SAL che funzionano: cosa chiedere a ogni stato avanzamento
Il SAL non è una riunione di rassicurazione: è il momento in cui verifichi avanzamento reale, scostamenti e rischi, e prendi le decisioni che servono.
Nella maggior parte dei progetti il SAL è una call in cui il fornitore dice “tutto ok, procediamo” e il committente annuisce. Poi, tre settimane prima della consegna, “tutto ok” diventa “ci servono altri due mesi”. Un SAL fatto bene esiste proprio per evitare quella sorpresa: serve a misurare, non a rassicurare.
Cadenza
Ogni due settimane è il compromesso giusto per la maggior parte dei progetti: abbastanza spesso da correggere la rotta, abbastanza raro da non diventare un peso. Su progetti brevi o critici, settimanale. Mensile è troppo: quando te ne accorgi, il ritardo è già strutturale.
Cosa deve produrre ogni SAL
- Avanzamento rispetto al piano. Non “abbiamo lavorato sull’area pagamenti”, ma “dei 9 requisiti dell’area pagamenti, 5 sono completati e accettati, 2 in test, 2 non iniziati”.
- Scostamenti. Dove siamo indietro (o avanti) rispetto alla data prevista, e perché. Uno scostamento dichiarato presto è gestibile; nascosto, diventa una crisi.
- Rischi aggiornati. Il registro rischi va riletto ogni volta: cosa è cambiato, cosa è diventato più probabile, cosa possiamo fare adesso.
- Decisioni richieste. Ogni SAL dovrebbe chiudersi con un elenco di scelte che spettano a te, con una data entro cui servono.
- Budget speso rispetto al valore prodotto. Aver bruciato il 60% del budget non è un problema se hai il 60% dei deliverable accettati. Lo è se ne hai il 30%.
- Demo. Software che funziona, non slide. Se non c’è niente da mostrare per due SAL di fila, è un segnale.
Il verbale
Una pagina, entro 24 ore, con tre sezioni: decisioni prese, azioni (chi fa cosa entro quando), punti aperti. Se una cosa non è nel verbale, al SAL successivo non è successa. Il verbale è lo strumento che trasforma le chiacchiere in impegni verificabili.
Metriche che non mentono
- Deliverable accettati / totali. La percentuale di avanzamento vera. Non “codice scritto”: accettato da te.
- Difetti aperti e trend. Se il numero di bug aperti cresce ogni settimana, la fine non è vicina anche se le funzioni “ci sono”.
- Velocità (quanto lavoro chiude il team per iterazione). Serve per proiettare la data di fine realistica, non quella di contratto.

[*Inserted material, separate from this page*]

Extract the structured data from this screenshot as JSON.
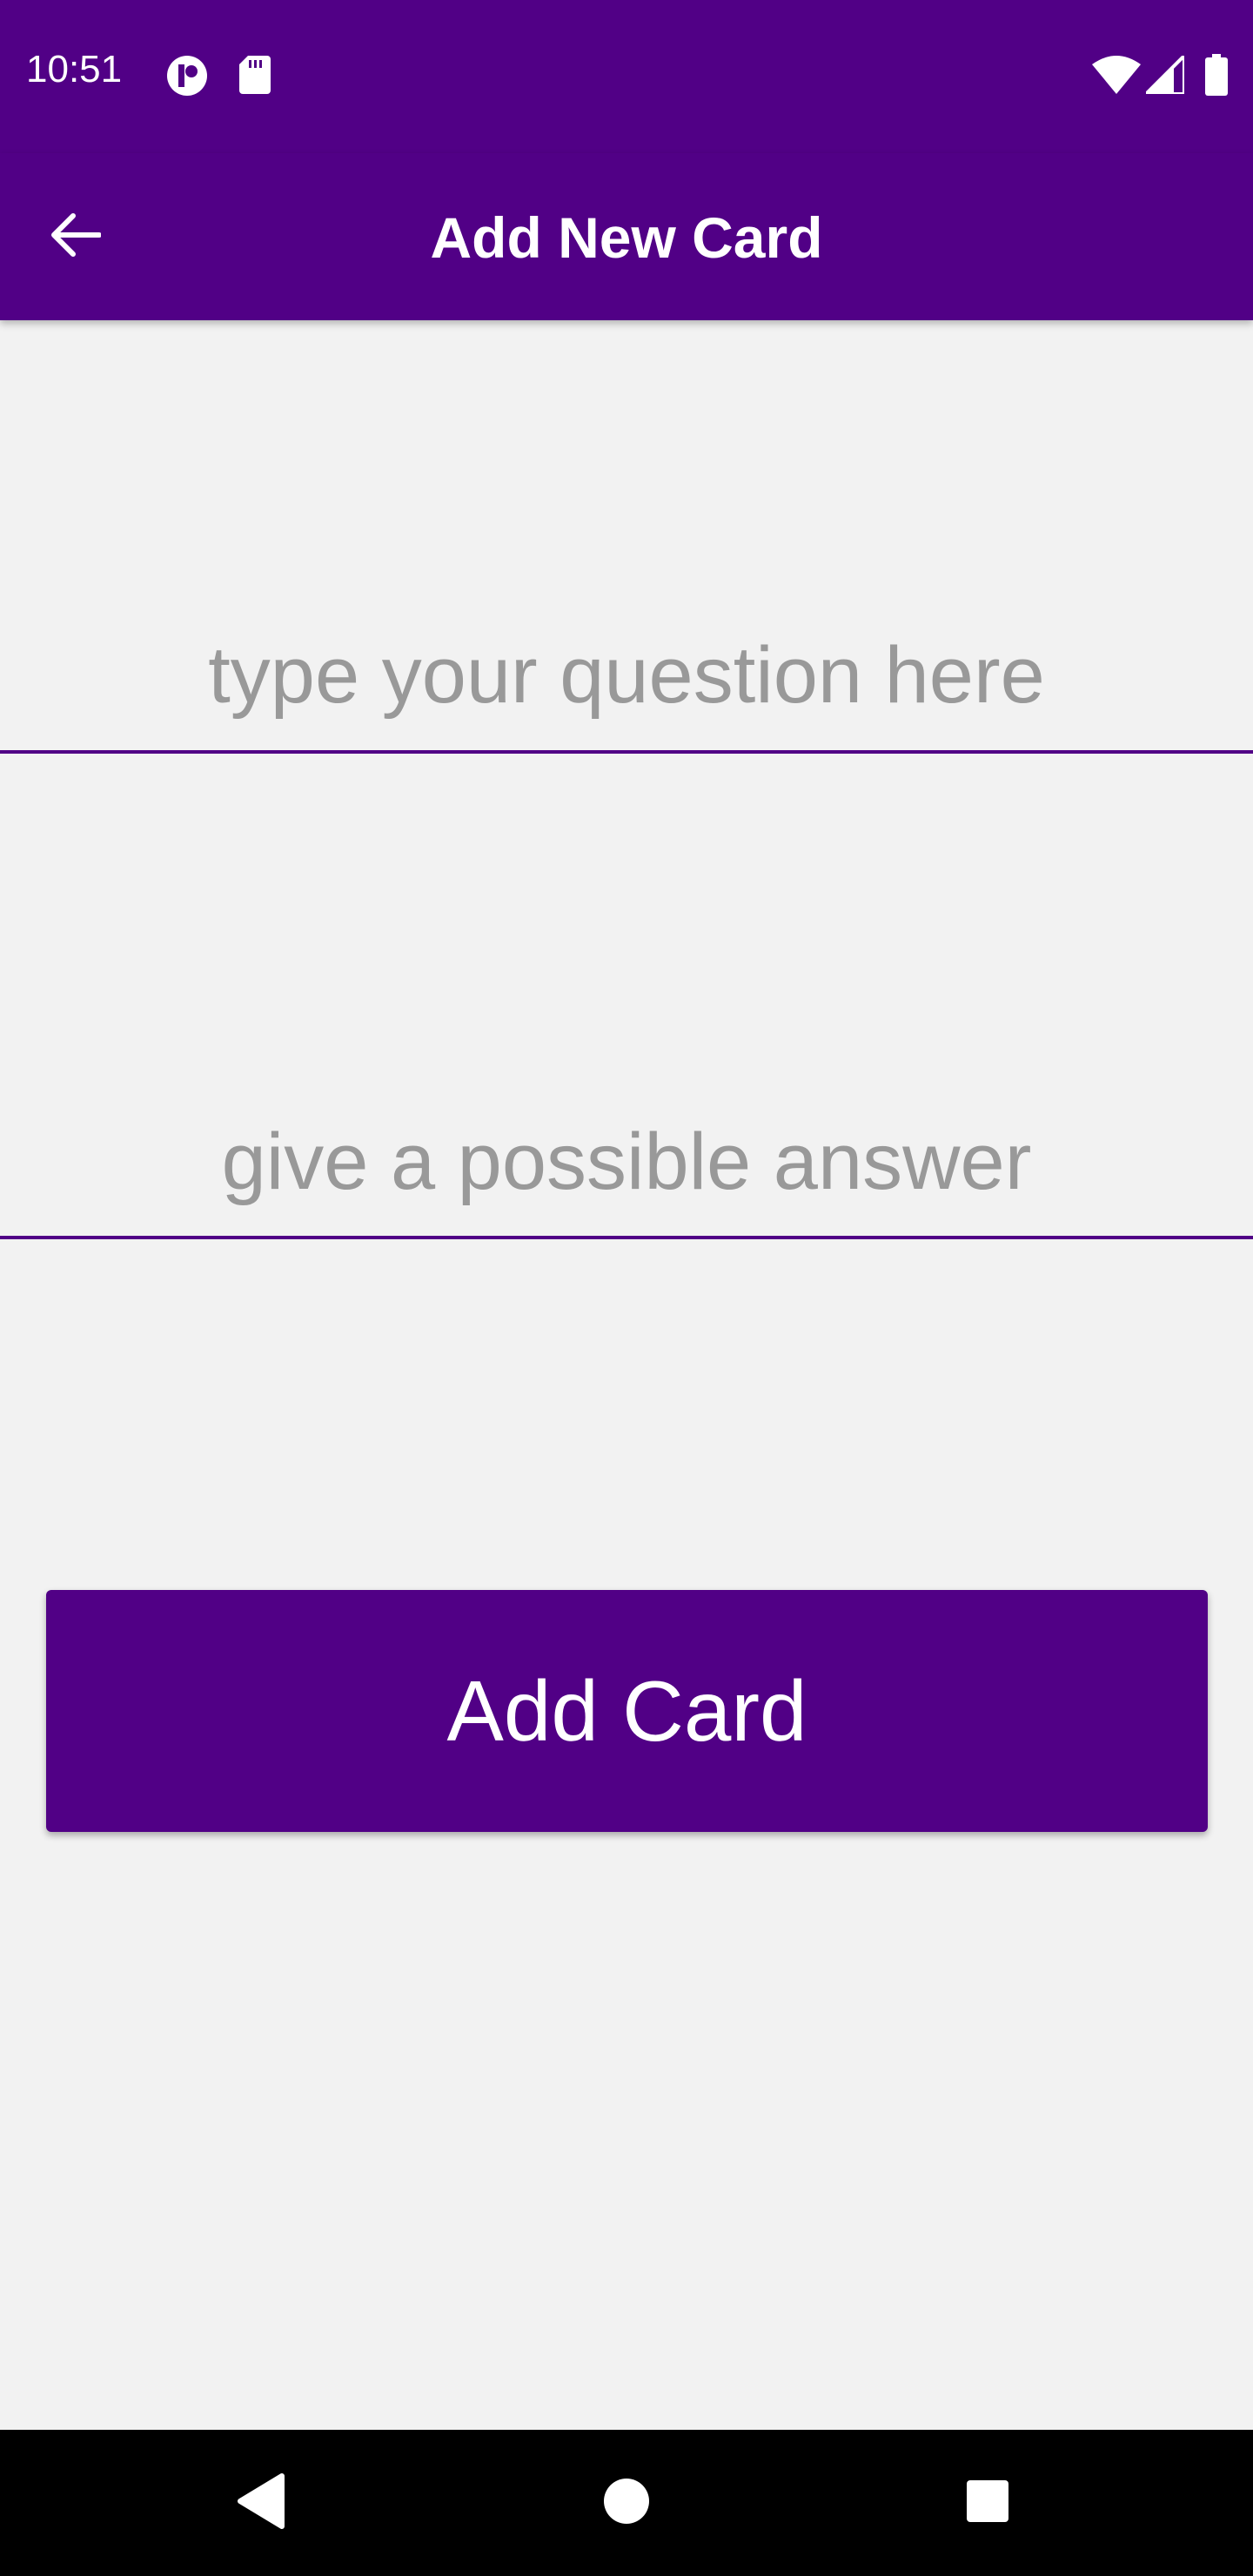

- Burn-down del backlog. La linea deve scendere. Se è piatta, il lavoro entra alla stessa velocità con cui esce.
Errori ricorrenti
- Il SAL solo a parole. Nessun documento, nessun dato, nessuna demo: non è un SAL, è una telefonata.
- La sindrome del 90%. “Siamo al 90%” per cinque settimane. Il 90% dichiarato senza deliverable accettati di solito è 60%.
- Scope che cambia in silenzio. Se durante i SAL entrano funzioni nuove senza una richiesta di modifica formale, la data di consegna diventa carta straccia e nessuno se ne prende la responsabilità.
- Rischi copiati e incollati. Un registro rischi che non cambia mai è un registro che nessuno legge.
Agenda minima di un SAL
- Demo di quanto completato dall’ultima volta (10–15 min).
- Avanzamento per area rispetto al piano, con numeri.
- Scostamenti e nuova proiezione della data di fine.
- Rischi aggiornati e azioni di mitigazione.
- Decisioni richieste al committente, con scadenza.
- Riepilogo azioni e responsabili. Verbale entro il giorno dopo.
In sintesi
Un SAL utile ti fa uscire dalla riunione con tre cose: un numero di avanzamento di cui ti fidi, una data di fine realistica, una lista di decisioni da prendere. Se esci solo con la sensazione che “va tutto bene”, il SAL non ha fatto il suo lavoro.